Economy | Europe
Why the ECB Faces Its Hardest Decision Since 2022: Raise Rates or Accept Inflation?
The ECB is under pressure to raise rates as Iran war sends inflation back above 3%. Here is the impossible dilemma facing Christine Lagarde and why either choice carries serious risks.
Central bank governors are paid to make decisions that have no good option — only options with different risk profiles and different distributions of winners and losers. What Christine Lagarde and the ECB Governing Council face in April 2026 is one of those decisions, and it is harder than anything they have navigated since the initial inflation surge of 2022.

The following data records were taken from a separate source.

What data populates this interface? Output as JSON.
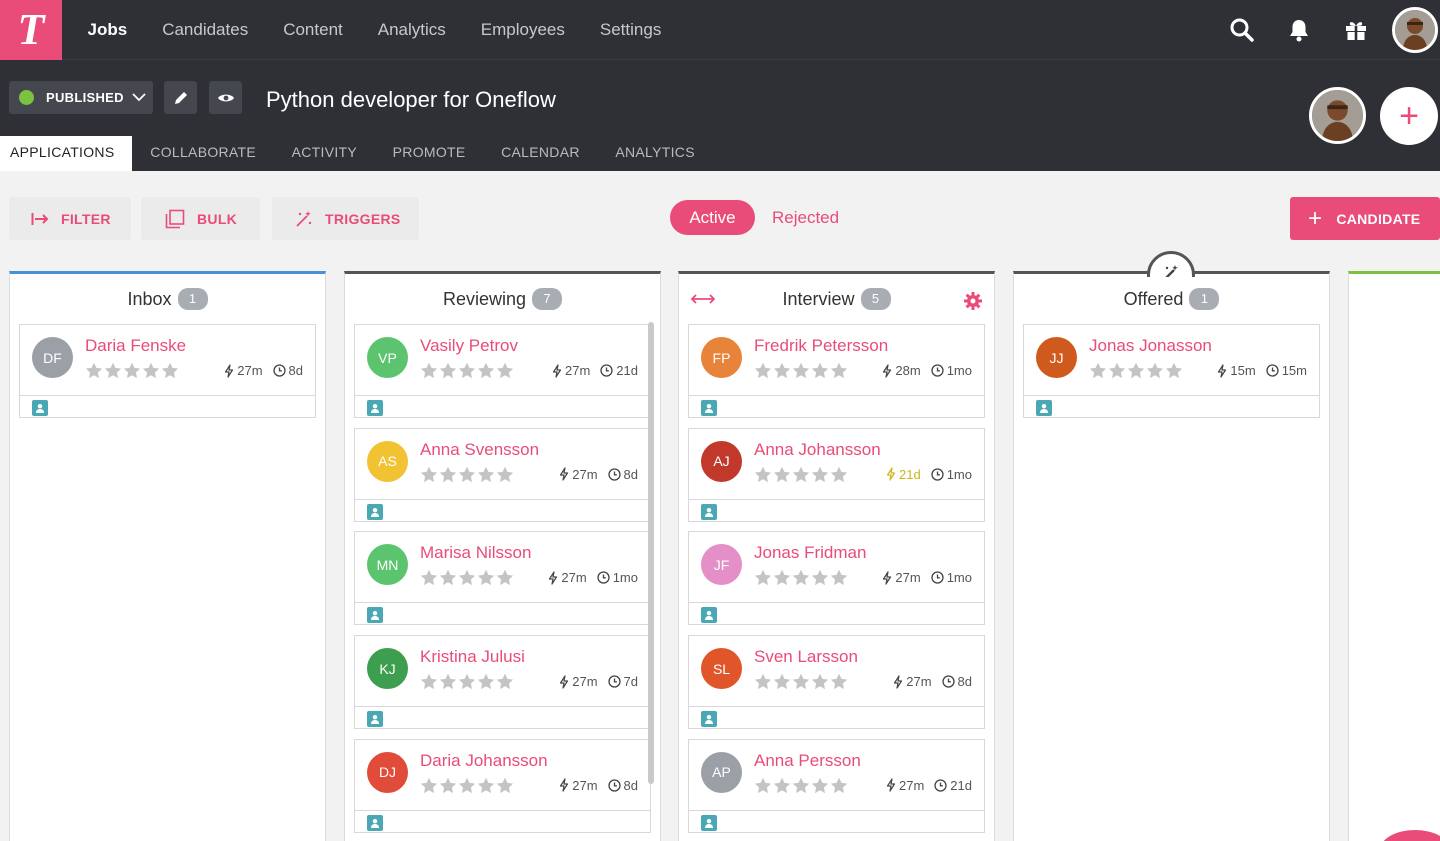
{
  "nav": {
    "logo": "T",
    "links": [
      {
        "label": "Jobs",
        "active": true
      },
      {
        "label": "Candidates",
        "active": false
      },
      {
        "label": "Content",
        "active": false
      },
      {
        "label": "Analytics",
        "active": false
      },
      {
        "label": "Employees",
        "active": false
      },
      {
        "label": "Settings",
        "active": false
      }
    ],
    "icons": [
      "search-icon",
      "bell-icon",
      "gift-icon"
    ]
  },
  "job": {
    "status_label": "PUBLISHED",
    "status_color": "#7bc142",
    "title": "Python developer for Oneflow"
  },
  "tabs": [
    {
      "label": "APPLICATIONS",
      "active": true
    },
    {
      "label": "COLLABORATE",
      "active": false
    },
    {
      "label": "ACTIVITY",
      "active": false
    },
    {
      "label": "PROMOTE",
      "active": false
    },
    {
      "label": "CALENDAR",
      "active": false
    },
    {
      "label": "ANALYTICS",
      "active": false
    }
  ],
  "toolbar": {
    "filter_label": "FILTER",
    "bulk_label": "BULK",
    "triggers_label": "TRIGGERS",
    "active_label": "Active",
    "rejected_label": "Rejected",
    "candidate_label": "CANDIDATE"
  },
  "colors": {
    "accent": "#e94c78",
    "topbar": "#2e3036",
    "profile_badge": "#4aa8b5"
  },
  "columns": [
    {
      "name": "Inbox",
      "count": "1",
      "accent": "#4a90d9",
      "cards": [
        {
          "initials": "DF",
          "name": "Daria Fenske",
          "color": "#9aa0a6",
          "t1": "27m",
          "t2": "8d",
          "rating": 0
        }
      ]
    },
    {
      "name": "Reviewing",
      "count": "7",
      "accent": "#555555",
      "cards": [
        {
          "initials": "VP",
          "name": "Vasily Petrov",
          "color": "#5cc46e",
          "t1": "27m",
          "t2": "21d",
          "rating": 0
        },
        {
          "initials": "AS",
          "name": "Anna Svensson",
          "color": "#f1c232",
          "t1": "27m",
          "t2": "8d",
          "rating": 0
        },
        {
          "initials": "MN",
          "name": "Marisa Nilsson",
          "color": "#5cc46e",
          "t1": "27m",
          "t2": "1mo",
          "rating": 0
        },
        {
          "initials": "KJ",
          "name": "Kristina Julusi",
          "color": "#3d9e4f",
          "t1": "27m",
          "t2": "7d",
          "rating": 0
        },
        {
          "initials": "DJ",
          "name": "Daria Johansson",
          "color": "#e04b3a",
          "t1": "27m",
          "t2": "8d",
          "rating": 0
        }
      ]
    },
    {
      "name": "Interview",
      "count": "5",
      "accent": "#555555",
      "cards": [
        {
          "initials": "FP",
          "name": "Fredrik Petersson",
          "color": "#e8833a",
          "t1": "28m",
          "t2": "1mo",
          "rating": 0
        },
        {
          "initials": "AJ",
          "name": "Anna Johansson",
          "color": "#c0392b",
          "t1": "21d",
          "t2": "1mo",
          "rating": 0,
          "t1_warn": true
        },
        {
          "initials": "JF",
          "name": "Jonas Fridman",
          "color": "#e58fc9",
          "t1": "27m",
          "t2": "1mo",
          "rating": 0
        },
        {
          "initials": "SL",
          "name": "Sven Larsson",
          "color": "#e0552a",
          "t1": "27m",
          "t2": "8d",
          "rating": 0
        },
        {
          "initials": "AP",
          "name": "Anna Persson",
          "color": "#9aa0a6",
          "t1": "27m",
          "t2": "21d",
          "rating": 0
        }
      ]
    },
    {
      "name": "Offered",
      "count": "1",
      "accent": "#555555",
      "cards": [
        {
          "initials": "JJ",
          "name": "Jonas Jonasson",
          "color": "#d05a1e",
          "t1": "15m",
          "t2": "15m",
          "rating": 0
        }
      ]
    },
    {
      "name": "",
      "count": "",
      "accent": "#7bc142",
      "cards": []
    }
  ]
}
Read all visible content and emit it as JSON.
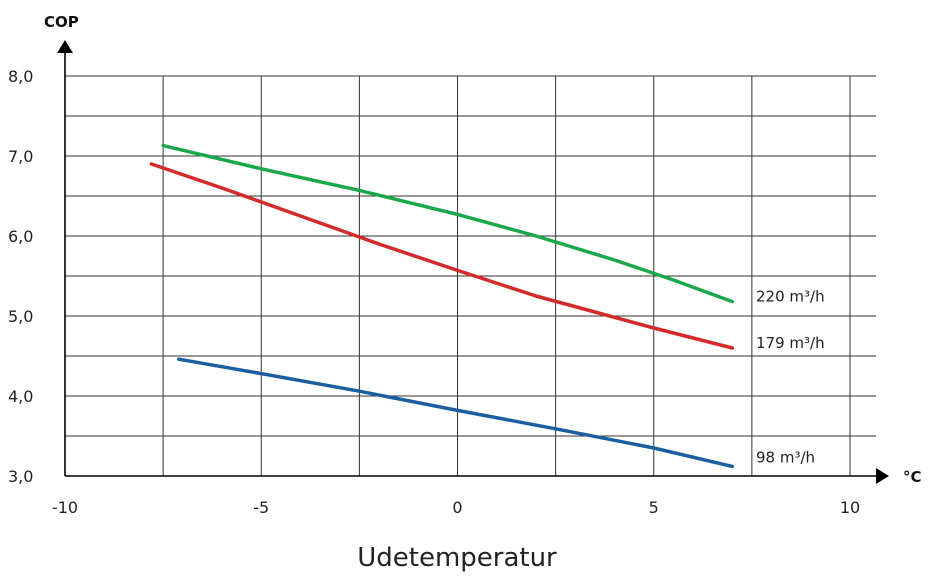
{
  "chart_data": {
    "type": "line",
    "title": "",
    "xlabel": "Udetemperatur",
    "ylabel": "COP",
    "x_unit": "°C",
    "xlim": [
      -10,
      10
    ],
    "ylim": [
      3,
      8
    ],
    "x_ticks": [
      -10,
      -5,
      0,
      5,
      10
    ],
    "x_tick_labels": [
      "-10",
      "-5",
      "0",
      "5",
      "10"
    ],
    "y_ticks": [
      3,
      4,
      5,
      6,
      7,
      8
    ],
    "y_tick_labels": [
      "3,0",
      "4,0",
      "5,0",
      "6,0",
      "7,0",
      "8,0"
    ],
    "grid": true,
    "series": [
      {
        "name": "220 m³/h",
        "color": "#1aa84b",
        "x": [
          -7.5,
          -5,
          -2.5,
          0,
          2,
          4,
          5.5,
          7
        ],
        "y": [
          7.13,
          6.84,
          6.57,
          6.27,
          6.0,
          5.7,
          5.45,
          5.18
        ]
      },
      {
        "name": "179 m³/h",
        "color": "#d42a2a",
        "x": [
          -7.8,
          -6,
          -4,
          -2,
          0,
          2,
          3.5,
          5,
          7
        ],
        "y": [
          6.9,
          6.6,
          6.25,
          5.9,
          5.57,
          5.25,
          5.05,
          4.85,
          4.6
        ]
      },
      {
        "name": "98 m³/h",
        "color": "#1c5fa0",
        "x": [
          -7.1,
          -5,
          -2.5,
          0,
          2.5,
          5,
          7
        ],
        "y": [
          4.46,
          4.28,
          4.06,
          3.82,
          3.59,
          3.35,
          3.12
        ]
      }
    ]
  }
}
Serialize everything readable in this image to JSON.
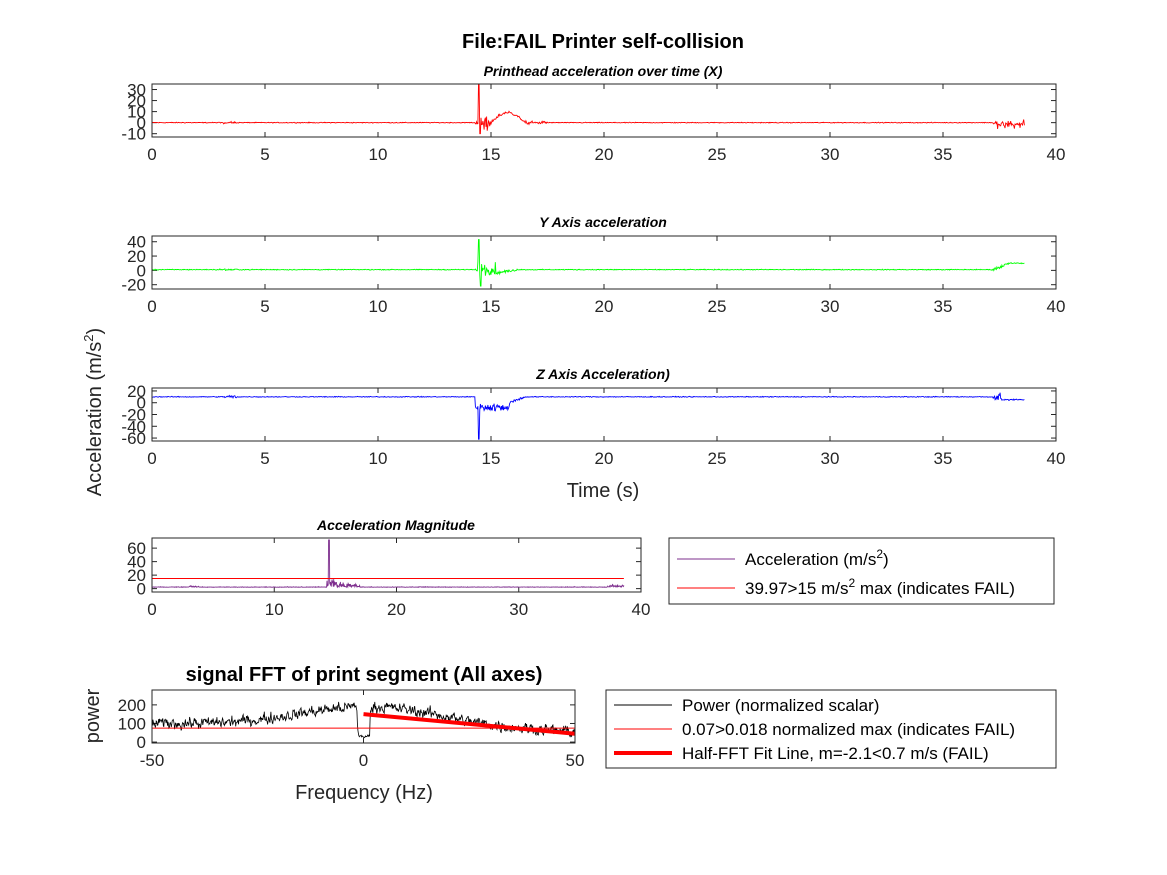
{
  "figure": {
    "title": "File:FAIL Printer self-collision",
    "ylabel_shared": "Acceleration (m/s",
    "ylabel_shared_sup": "2",
    "ylabel_shared_close": ")"
  },
  "chart_data": [
    {
      "id": "x_accel",
      "type": "line",
      "title": "Printhead acceleration over time (X)",
      "xlabel": "",
      "ylabel": "",
      "xlim": [
        0,
        40
      ],
      "ylim": [
        -13,
        35
      ],
      "xticks": [
        0,
        5,
        10,
        15,
        20,
        25,
        30,
        35,
        40
      ],
      "yticks": [
        -10,
        0,
        10,
        20,
        30
      ],
      "color": "#ff0000",
      "grid": false,
      "x_range": [
        0,
        38.6
      ],
      "baseline": 0,
      "events": [
        {
          "t": 14.5,
          "peak": 38,
          "low": -10
        },
        {
          "t": 15.5,
          "hump": 9
        }
      ]
    },
    {
      "id": "y_accel",
      "type": "line",
      "title": "Y Axis acceleration",
      "xlabel": "",
      "ylabel": "",
      "xlim": [
        0,
        40
      ],
      "ylim": [
        -26,
        48
      ],
      "xticks": [
        0,
        5,
        10,
        15,
        20,
        25,
        30,
        35,
        40
      ],
      "yticks": [
        -20,
        0,
        20,
        40
      ],
      "color": "#00ff00",
      "grid": false,
      "x_range": [
        0,
        38.6
      ],
      "baseline": 1,
      "events": [
        {
          "t": 14.5,
          "peak": 43,
          "low": -22
        },
        {
          "t": 38.5,
          "end_level": 10
        }
      ]
    },
    {
      "id": "z_accel",
      "type": "line",
      "title": "Z Axis Acceleration)",
      "xlabel": "Time (s)",
      "ylabel": "",
      "xlim": [
        0,
        40
      ],
      "ylim": [
        -65,
        25
      ],
      "xticks": [
        0,
        5,
        10,
        15,
        20,
        25,
        30,
        35,
        40
      ],
      "yticks": [
        -60,
        -40,
        -20,
        0,
        20
      ],
      "color": "#0000ff",
      "grid": false,
      "x_range": [
        0,
        38.6
      ],
      "baseline": 10,
      "events": [
        {
          "t": 14.5,
          "low": -62
        },
        {
          "t": 15.0,
          "dip": -15
        }
      ]
    },
    {
      "id": "magnitude",
      "type": "line",
      "title": "Acceleration Magnitude",
      "xlabel": "",
      "ylabel": "",
      "xlim": [
        0,
        40
      ],
      "ylim": [
        -5,
        75
      ],
      "xticks": [
        0,
        10,
        20,
        30,
        40
      ],
      "yticks": [
        0,
        20,
        40,
        60
      ],
      "grid": false,
      "legend_position": "outside-right",
      "series": [
        {
          "name": "Acceleration (m/s²)",
          "color": "#7e2f8e",
          "peak": 72,
          "baseline": 2
        },
        {
          "name": "39.97>15 m/s² max (indicates FAIL)",
          "color": "#ff0000",
          "constant": 15
        }
      ],
      "legend": {
        "s0_text": "Acceleration (m/s",
        "s0_sup": "2",
        "s0_close": ")",
        "s1_text": "39.97>15 m/s",
        "s1_sup": "2",
        "s1_close": " max (indicates FAIL)"
      },
      "x_range": [
        0,
        38.6
      ]
    },
    {
      "id": "fft",
      "type": "line",
      "title": "signal FFT of print segment (All axes)",
      "xlabel": "Frequency (Hz)",
      "ylabel": "power",
      "xlim": [
        -50,
        50
      ],
      "ylim": [
        -5,
        280
      ],
      "xticks": [
        -50,
        0,
        50
      ],
      "yticks": [
        0,
        100,
        200
      ],
      "grid": false,
      "legend_position": "outside-right",
      "series": [
        {
          "name": "Power (normalized scalar)",
          "color": "#000000"
        },
        {
          "name": "0.07>0.018 normalized max (indicates FAIL)",
          "color": "#ff0000",
          "constant": 75
        },
        {
          "name": "Half-FFT Fit Line, m=-2.1<0.7 m/s (FAIL)",
          "color": "#ff0000",
          "x": [
            0,
            50
          ],
          "y": [
            150,
            45
          ]
        }
      ]
    }
  ]
}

The structure of the problem is deceptively simple. European inflation, which had been declining steadily toward the ECB's 2 percent target and was widely expected to remain there through 2026, has reversed sharply. Goldman Sachs projects it at 2.7 percent in March, accelerating to 3.2 percent in the second quarter. The energy component, which was negative for much of the past year, has swung violently positive as Iran war oil and gas prices feed through to consumer prices.
In a textbook inflation response, the ECB would raise interest rates: making borrowing more expensive reduces demand, reduces economic activity, and therefore reduces upward pressure on prices. The bank has done this before, successfully, during the 2022-2024 inflation episode.
But this is not 2022. The current inflation is not demand-driven. It is supply-driven — a shock to the energy supply side of the economy that is simultaneously raising prices and reducing economic output. The same high energy costs that generate the inflationary headline number are also compressing household spending, reducing industrial output, and weakening growth. The economy is not running hot. It is being hit by a cold water pipe on one side and a fire hose on the other.
Raising interest rates in response to supply-side inflation is, in economic terms, largely futile for controlling the energy price component — interest rates do not open the Strait of Hormuz. But it does risk tipping an already weakening economy into recession. The ECB's hold decision at its March meeting was defensible. By April, the pressure to act one way or the other will be difficult to resist.